As a wave of decriminalization and legalization of cannabis emerges, this question becomes more relevant than ever. The fear is to be caught in a cloud of smoke and to be under the effects of cannabis without having wanted to.
This is possibly possible, but only under certain conditions.
Scientists have therefore looked into the matter. Research has investigated the effects of passive cannabis smoke on non-smokers.
This scientific work obviously has its limits. However, there is a consensus that being under the influence of passive cannabis smoke is possible under extreme conditions. It is necessary to have a confined and non-ventilated space.
The effect " Aquarium«
One of the models used by the researchers is that of the effect " Aquarium". This effect is sought by cannabis smokers by deliberately smoking joints in a small space without ventilation. The goal is to increase the effects of cannabis by exposing yourself to a concentrated amount of smoke.
Research in the 80 years
The first research wanted to recreate the conditions ofaquiarium. The aim was to find out whether people who do not smoke directly absorb the active components of cannabis.
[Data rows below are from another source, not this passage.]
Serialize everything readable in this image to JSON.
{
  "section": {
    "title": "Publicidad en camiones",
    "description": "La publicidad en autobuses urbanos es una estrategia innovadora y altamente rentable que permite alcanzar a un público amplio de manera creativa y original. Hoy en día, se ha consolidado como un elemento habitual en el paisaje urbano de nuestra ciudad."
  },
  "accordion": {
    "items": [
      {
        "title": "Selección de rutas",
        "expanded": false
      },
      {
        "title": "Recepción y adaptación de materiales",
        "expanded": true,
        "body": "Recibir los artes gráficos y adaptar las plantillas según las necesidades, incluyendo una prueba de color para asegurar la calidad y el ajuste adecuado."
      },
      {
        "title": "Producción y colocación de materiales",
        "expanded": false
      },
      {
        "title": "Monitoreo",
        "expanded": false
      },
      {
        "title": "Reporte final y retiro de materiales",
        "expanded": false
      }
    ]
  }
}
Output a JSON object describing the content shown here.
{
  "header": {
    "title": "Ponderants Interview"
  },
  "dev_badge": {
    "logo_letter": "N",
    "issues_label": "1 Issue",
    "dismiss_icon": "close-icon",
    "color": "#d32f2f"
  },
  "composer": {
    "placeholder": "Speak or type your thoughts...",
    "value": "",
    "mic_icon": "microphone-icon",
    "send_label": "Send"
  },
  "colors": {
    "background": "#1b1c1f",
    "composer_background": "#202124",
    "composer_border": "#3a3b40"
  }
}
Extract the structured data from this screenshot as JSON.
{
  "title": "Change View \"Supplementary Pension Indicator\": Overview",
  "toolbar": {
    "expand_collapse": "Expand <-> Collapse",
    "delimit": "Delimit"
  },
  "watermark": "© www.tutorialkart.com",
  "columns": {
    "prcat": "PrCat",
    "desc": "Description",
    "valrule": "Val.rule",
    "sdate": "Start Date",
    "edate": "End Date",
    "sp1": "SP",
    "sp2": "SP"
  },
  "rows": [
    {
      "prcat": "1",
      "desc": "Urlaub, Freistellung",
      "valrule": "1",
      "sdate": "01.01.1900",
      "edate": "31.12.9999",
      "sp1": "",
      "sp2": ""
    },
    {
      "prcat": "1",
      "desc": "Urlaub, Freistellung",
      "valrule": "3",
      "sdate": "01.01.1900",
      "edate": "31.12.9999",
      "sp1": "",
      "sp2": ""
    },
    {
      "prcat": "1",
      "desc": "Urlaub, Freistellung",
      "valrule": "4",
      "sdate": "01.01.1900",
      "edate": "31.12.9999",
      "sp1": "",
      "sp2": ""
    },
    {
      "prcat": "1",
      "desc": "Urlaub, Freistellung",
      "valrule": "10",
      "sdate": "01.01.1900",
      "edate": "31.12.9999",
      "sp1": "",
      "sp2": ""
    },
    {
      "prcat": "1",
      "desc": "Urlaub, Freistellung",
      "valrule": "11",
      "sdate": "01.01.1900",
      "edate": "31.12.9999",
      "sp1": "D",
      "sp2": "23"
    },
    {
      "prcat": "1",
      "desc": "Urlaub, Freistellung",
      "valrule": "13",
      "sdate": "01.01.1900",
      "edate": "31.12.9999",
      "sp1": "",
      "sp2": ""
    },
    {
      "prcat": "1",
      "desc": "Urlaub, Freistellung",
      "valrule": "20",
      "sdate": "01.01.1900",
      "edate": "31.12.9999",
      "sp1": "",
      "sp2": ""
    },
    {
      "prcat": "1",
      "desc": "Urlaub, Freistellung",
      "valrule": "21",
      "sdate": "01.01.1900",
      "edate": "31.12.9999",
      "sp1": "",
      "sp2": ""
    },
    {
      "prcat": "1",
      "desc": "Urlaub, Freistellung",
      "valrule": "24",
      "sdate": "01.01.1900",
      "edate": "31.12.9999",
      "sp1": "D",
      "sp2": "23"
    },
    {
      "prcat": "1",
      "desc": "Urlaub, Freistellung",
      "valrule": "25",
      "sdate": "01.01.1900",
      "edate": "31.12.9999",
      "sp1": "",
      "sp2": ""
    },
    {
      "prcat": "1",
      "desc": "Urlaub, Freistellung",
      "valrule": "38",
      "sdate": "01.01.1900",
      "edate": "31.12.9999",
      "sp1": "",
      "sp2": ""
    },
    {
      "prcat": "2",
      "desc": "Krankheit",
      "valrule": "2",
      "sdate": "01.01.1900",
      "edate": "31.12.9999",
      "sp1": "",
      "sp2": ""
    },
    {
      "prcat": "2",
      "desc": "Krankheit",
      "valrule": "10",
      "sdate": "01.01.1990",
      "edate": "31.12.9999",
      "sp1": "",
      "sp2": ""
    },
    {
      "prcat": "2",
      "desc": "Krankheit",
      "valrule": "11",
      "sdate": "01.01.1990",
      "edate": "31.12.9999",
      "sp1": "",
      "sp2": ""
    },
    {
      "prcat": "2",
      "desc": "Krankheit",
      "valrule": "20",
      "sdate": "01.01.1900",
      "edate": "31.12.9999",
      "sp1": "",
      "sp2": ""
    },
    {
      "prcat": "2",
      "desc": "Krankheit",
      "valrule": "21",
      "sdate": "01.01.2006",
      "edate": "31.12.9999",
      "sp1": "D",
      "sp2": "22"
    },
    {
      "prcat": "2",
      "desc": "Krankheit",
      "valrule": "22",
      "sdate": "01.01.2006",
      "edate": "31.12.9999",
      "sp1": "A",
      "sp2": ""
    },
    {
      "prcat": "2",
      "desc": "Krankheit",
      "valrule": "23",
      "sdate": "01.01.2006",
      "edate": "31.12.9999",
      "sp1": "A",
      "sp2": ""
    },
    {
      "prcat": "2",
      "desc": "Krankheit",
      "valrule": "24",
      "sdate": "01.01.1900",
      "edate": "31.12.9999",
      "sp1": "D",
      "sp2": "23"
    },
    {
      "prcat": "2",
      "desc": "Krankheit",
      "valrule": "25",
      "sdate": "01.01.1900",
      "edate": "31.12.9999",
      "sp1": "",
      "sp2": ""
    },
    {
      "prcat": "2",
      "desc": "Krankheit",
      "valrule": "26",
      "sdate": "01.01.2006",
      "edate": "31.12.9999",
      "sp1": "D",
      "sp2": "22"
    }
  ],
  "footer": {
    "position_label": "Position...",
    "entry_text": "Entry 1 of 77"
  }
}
This was to check how well these molecules could be detected in urine or blood.
Although performed on a few people, studies from the 1980s showed that under these extreme conditions passive participants could absorb enough THC and other cannabinoids to be detected in the blood or urine after a short period following exposure.
Caring for 1986 study also reported that the subjective effects of indirect exposure to 16 “marijuana cigarettes” were similar to those produced by directly smoking a single joint. However, the cannabis of 1986 was up to 10 times weaker than modern cannabis, whether medical or recreational.
An essential factor: the ventilation of the space
This question was recently studied in 2015 at Johns Hopkins University.
Researchers confined groups of six smokers (each receiving ten joints) and six non-smokers in a ventilated, unventilated room, leaving smokers smoking for an hour with non-smokers.
Using a battery of tests after these sessions, the scientists concluded that it is possible to become to be moderately under the influence of cannabis. The essential factor remains the ventilation of the space.
Thus, room ventilation has a pronounced effect on exposure to cannabis smoke for a non-smoker.
Under extreme conditions of no ventilation, occasional exposure to cannabis smoke can produce detectable levels of THC. Physiological effects have been observed. These effects were notable during tasks requiring psychomotor skills and memory.
The authors of the study warn against hasty conclusions! It took specific and "extreme" conditions to produce effects with passive smoke. So the scope of the study may not exactly reflect the real world.
For example, being in a car with the windows closed with a person who smokes cannabis is likely to result in detection. On the other hand, by opening the windows when the seal is consumed, the chances of having a positive result during a screening are very low.
Thus, the size of the room, the amount of cannabis, the length of exposure and its frequency are rarely encountered in reality. Getting high just by inhaling the smoke of your surroundings is therefore hardly possible, unless you do it on purpose.